At this point I could download the crashes from S3 and process them on a Windows machine that had the symbols. I started out using the windows command line debugger cdb to do this, but the output from that was not what HockeyApp needed. I thought about writing a script to process the stack output from cdb and transforming it into the correct format for HockeyApp. However, I then discovered that I could actually process the crash dump on Linux, using the minidump_stackwalker utility that comes with Breakpad.
With some small modifications, I was able to get the stackwalker tool to output the crash stack in the format HockeyApp wanted it. Here is the modified file I ended up with: https://gist.github.com/keithjohnston/8308469
Finally, I set up a cron job on the AWS Linux instance to run a script that polls the S3 bucket of crashes. When a new crash is found, it runs the modified stackwalker on it and uploads the crash report to HockeyApp. It also attaches the log file and the dump file, as well as a full stacktrace from minidump_stackwalker.
One step I left out is the generation of a symbol file in a format that the Breakpad minidump_stackwalker can read. These symbols are created using the dump_syms utility that comes with Breakpad. The dump_syms command must be run on Windows as it uses Windows DLLs to break apart the pdb file and generate the Breakpad symbol file. You will need a version that matches up with the compiler you are using.

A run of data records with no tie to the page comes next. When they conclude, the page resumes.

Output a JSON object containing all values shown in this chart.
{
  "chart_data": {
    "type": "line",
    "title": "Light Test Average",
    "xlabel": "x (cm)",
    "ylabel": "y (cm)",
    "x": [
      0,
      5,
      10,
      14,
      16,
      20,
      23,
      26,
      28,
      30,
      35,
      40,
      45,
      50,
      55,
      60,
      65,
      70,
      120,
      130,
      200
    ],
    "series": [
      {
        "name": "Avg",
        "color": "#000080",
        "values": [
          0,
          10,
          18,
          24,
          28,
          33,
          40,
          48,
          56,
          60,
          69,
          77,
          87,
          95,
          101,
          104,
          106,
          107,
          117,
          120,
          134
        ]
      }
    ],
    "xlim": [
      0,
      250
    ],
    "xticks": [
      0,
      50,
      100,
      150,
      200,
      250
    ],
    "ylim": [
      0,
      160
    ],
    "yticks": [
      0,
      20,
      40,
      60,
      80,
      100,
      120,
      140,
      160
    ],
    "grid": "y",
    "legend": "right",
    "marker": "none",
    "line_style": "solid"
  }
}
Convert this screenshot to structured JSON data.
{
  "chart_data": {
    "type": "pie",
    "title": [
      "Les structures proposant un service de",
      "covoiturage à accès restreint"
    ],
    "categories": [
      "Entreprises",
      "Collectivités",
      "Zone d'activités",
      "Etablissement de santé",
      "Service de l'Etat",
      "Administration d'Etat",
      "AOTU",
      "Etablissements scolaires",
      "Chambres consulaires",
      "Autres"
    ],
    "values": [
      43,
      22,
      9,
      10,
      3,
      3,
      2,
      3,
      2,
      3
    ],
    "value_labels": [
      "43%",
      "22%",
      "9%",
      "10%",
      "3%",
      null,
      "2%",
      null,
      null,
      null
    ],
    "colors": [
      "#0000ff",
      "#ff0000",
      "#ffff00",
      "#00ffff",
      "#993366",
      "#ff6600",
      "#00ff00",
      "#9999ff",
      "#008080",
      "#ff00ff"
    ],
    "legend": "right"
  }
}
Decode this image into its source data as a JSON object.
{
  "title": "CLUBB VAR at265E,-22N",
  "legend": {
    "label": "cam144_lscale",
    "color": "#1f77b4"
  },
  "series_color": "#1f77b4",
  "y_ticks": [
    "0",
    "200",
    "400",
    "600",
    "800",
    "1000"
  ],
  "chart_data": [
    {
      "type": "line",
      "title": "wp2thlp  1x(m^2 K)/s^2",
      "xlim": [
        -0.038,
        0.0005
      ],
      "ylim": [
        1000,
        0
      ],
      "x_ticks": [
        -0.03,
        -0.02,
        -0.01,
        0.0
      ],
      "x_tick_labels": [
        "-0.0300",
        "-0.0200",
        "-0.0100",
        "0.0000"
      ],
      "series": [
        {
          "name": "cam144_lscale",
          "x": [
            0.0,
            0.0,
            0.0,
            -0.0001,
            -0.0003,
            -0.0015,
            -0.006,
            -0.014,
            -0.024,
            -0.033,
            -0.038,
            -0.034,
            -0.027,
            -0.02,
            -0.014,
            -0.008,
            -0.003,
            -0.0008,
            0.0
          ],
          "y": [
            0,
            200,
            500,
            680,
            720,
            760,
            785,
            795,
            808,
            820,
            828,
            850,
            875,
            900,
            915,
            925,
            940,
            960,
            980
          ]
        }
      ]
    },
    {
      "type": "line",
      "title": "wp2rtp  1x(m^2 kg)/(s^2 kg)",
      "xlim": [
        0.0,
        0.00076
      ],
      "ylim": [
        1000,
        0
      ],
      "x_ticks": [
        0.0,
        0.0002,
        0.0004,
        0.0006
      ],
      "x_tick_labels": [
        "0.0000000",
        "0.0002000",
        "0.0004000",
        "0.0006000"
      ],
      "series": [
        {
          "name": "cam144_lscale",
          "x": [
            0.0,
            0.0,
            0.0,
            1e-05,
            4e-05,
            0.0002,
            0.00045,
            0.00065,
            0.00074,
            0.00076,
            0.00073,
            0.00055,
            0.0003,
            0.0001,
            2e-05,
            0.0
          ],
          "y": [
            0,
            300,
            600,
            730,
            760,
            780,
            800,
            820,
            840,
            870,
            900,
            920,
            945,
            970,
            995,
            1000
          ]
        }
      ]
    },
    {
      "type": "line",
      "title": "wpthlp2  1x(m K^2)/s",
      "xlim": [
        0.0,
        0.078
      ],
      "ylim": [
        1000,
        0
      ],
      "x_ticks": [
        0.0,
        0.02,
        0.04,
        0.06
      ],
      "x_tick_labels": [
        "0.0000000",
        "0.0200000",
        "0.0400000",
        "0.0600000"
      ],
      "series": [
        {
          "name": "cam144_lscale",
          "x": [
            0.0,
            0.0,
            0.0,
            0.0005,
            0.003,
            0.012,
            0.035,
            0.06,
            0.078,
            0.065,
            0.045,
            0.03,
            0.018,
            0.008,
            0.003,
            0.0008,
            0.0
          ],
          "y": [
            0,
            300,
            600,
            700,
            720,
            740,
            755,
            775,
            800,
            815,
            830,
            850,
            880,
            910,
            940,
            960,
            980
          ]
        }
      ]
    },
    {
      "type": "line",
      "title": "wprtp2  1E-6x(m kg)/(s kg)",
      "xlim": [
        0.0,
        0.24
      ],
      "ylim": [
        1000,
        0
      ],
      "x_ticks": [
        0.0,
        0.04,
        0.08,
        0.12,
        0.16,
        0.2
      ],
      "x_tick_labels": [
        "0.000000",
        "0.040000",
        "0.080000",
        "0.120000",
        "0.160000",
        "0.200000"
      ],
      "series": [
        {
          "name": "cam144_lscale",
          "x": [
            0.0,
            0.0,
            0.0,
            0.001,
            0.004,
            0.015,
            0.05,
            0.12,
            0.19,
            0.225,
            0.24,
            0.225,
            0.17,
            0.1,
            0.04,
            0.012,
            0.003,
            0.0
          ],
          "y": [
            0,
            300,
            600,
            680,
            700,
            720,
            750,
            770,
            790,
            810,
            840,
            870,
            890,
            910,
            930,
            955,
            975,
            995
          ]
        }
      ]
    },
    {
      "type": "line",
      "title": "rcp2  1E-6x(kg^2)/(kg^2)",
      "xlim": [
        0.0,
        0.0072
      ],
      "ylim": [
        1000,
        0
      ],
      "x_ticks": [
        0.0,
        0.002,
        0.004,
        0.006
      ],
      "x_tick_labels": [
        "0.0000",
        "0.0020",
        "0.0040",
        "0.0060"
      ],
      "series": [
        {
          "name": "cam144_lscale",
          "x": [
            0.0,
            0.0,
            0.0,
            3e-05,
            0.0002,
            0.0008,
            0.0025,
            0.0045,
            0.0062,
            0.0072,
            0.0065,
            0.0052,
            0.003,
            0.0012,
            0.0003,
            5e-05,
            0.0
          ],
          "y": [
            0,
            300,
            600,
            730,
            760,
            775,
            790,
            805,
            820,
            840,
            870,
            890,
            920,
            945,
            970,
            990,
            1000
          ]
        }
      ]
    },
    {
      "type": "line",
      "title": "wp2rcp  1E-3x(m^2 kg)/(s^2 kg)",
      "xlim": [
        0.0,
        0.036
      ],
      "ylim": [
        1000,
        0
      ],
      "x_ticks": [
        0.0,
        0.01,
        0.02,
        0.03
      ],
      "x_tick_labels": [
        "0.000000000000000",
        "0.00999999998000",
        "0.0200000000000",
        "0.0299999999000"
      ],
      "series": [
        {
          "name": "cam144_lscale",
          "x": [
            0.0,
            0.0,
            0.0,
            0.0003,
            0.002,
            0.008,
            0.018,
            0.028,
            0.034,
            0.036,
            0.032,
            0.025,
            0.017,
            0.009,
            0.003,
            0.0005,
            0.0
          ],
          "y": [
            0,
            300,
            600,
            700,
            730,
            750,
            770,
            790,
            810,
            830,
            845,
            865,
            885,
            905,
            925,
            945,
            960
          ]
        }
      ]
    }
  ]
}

The Mozilla project provides pre-compiled versions for you here: http://hg.mozilla.org/mozilla-central/file/8f1c9cdedba5/toolkit/crashreporter/tools/win32.
To sum up, here is the process we now use:
- Build the app on Windows in release mode, but with debug symbols.
- Process the app pdb file on Windows with Breakpad’s dump_syms.
- Upload the Breakpad symbol file to S3.
- The Breakpad client in the Windows app uploads the dump file to S3.
- A cron job on a Linux AWS instance reads the symbols and dump files from S3, runs a modified minidump_stackwalk to output a symbolicated stack trace for HockeyApp, and uploads the final crash report to HockeyApp with curl.